La guerre contre l'Iran «reste une option»

Le premier ministre israélien Benjamin Netanyahu
a insisté auprès du président américain Barack Obama pour maintenir
et même accentuer les menaces militaires et les sanctions économiques contre l'Iran




Obama s’est exécuté en répétant le leitmotiv employé par son gouvernement et celui de son prédécesseur pour menacer l’Iran. «Nous n’écartons aucune option, y compris l’option militaire», a dit le président américain au cours d’une brève session avec les médias à la suite de son entretien d’une heure avec Netanyahu.

La visite de Netanyahu a eu lieu tout juste trois jours après qu’Obama a conversé par téléphone avec le nouveau président iranien Hassan Rohani durant 15 minutes. C’était le premier contact de ce genre entre les chefs d’État de ces deux pays depuis la révolution iranienne de 1979. D’après les deux parties, les présidents ont tous deux exprimé un désir d’avancer rapidement dans la négociation d’un accord qui pourrait mettre fin à la longue confrontation entre les deux pays au sujet du programme nucléaire iranien.


Les négociations officielles entre le groupe dit P5+1 (États-Unis, Grande-Bretagne, France, Chine, Russie et Allemagne) et l’Iran doivent reprendre à Genève le 15 octobre. Washington espère soutirer des concessions importantes à Téhéran, et le gouvernement iranien est pressé d’obtenir un assouplissement des sanctions économiques qui ont fait chuter le niveau de vie des travailleurs iraniens, menaçant de provoquer des troubles sociaux.
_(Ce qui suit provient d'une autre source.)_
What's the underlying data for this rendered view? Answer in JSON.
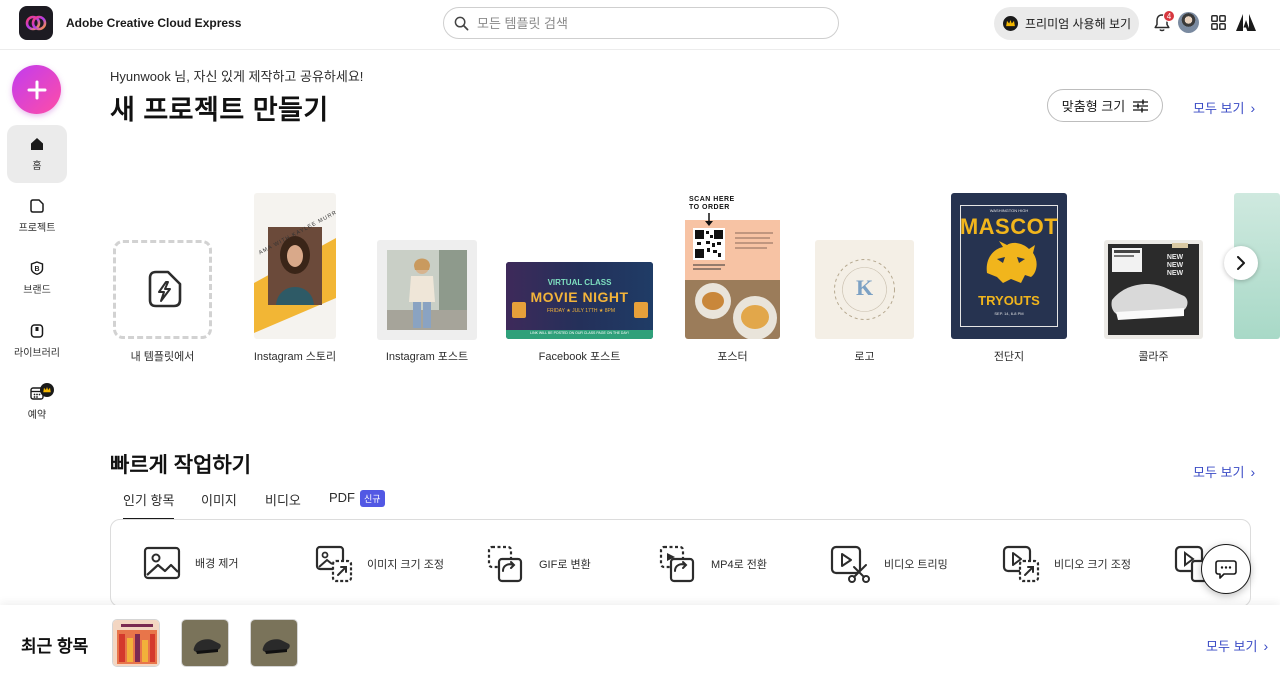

Cet important changement de tactique dans la politique étrangère américaine vient de la crise créée dans le gouvernement Obama par la grande hostilité populaire à sa tentative du mois dernier d’entraîner le peuple américain dans une guerre contre la Syrie. Confronté d’abord à un rejet d’une résolution en faveur de la guerre par le Parlement en Grande-Bretagne, l’allié le plus proche de Washington, puis au risque d’une défaite inédite s’il tentait de faire passer au Congrès une résolution autorisant l’usage de la force militaire, le gouvernement a été contraint à faire marche arrière sur ses plans d’attaque. Il a saisi la porte de sortie proposée par la Russie consistant à obtenir un accord pour détruire les armes chimiques syriennes.

À partir de ce moment, le gouvernement Obama s’est tourné vers la négociation d’un accord sur le programme nucléaire iranien. Les États-Unis ont imposé des décennies de sanctions sévères et menacé à plusieurs reprises de partir en guerre en s’appuyant sur des allégations que l’Iran cherchait à obtenir des armes nucléaires. Téhéran a toujours nié ces accusations, affirmant que son programme nucléaire n’est orienté que vers des usages pacifiques.

~ La guerre d’Iran aura-t-elle lieu ? ~

La réaction du régime israélien dirigé par Netanyahu est quasi-hystérique dans son hostilité à tout mouvement de rapprochement entre Téhéran et Washington. Avant de s’embarquer pour les États-Unis, Netanyahu a déclaré aux médias israéliens: «Je vais représenter les citoyens israéliens, notre intérêt national, nos droits en tant que peuple, notre détermination à nous défendre et notre espoir pour la paix». Il a déclaré que sa mission à Washington et à l’Assemblée générale des Nations unies serait de «dire la vérité car des faits doivent être présentés face aux discours mielleux et à la pluie de sourires». Après sa rencontre avec Obama, le premier ministre israélien a affirmé que «l’Iran est déterminé à détruire Israël» et il a insisté sur l’idée que «les sanctions devraient être renforcées» si l’Iran continue à développer son programme nucléaire pendant les négociations avec les États-Unis et les autres grandes puissances. Il a insisté sur l’idée qu’une «menace militaire crédible et des sanctions fortes» étaient la seule politique possible envers l’Iran.

Après ses négociations à la Maison blanche, Netanyahu a fait un arrêt sur la colline du Capitole pour une rencontre avec les législateurs américains lors d’une cérémonie pour l’ambassadeur sortant d’Israël aux États-Unis, Michael Oren, qui est né aux États-Unis. Israël compte sur l’influence disproportionnée du lobby israélien sur les républicains comme sur les démocrates pour créer des obstacles à toute tentative d’accord entre Washington et Téhéran.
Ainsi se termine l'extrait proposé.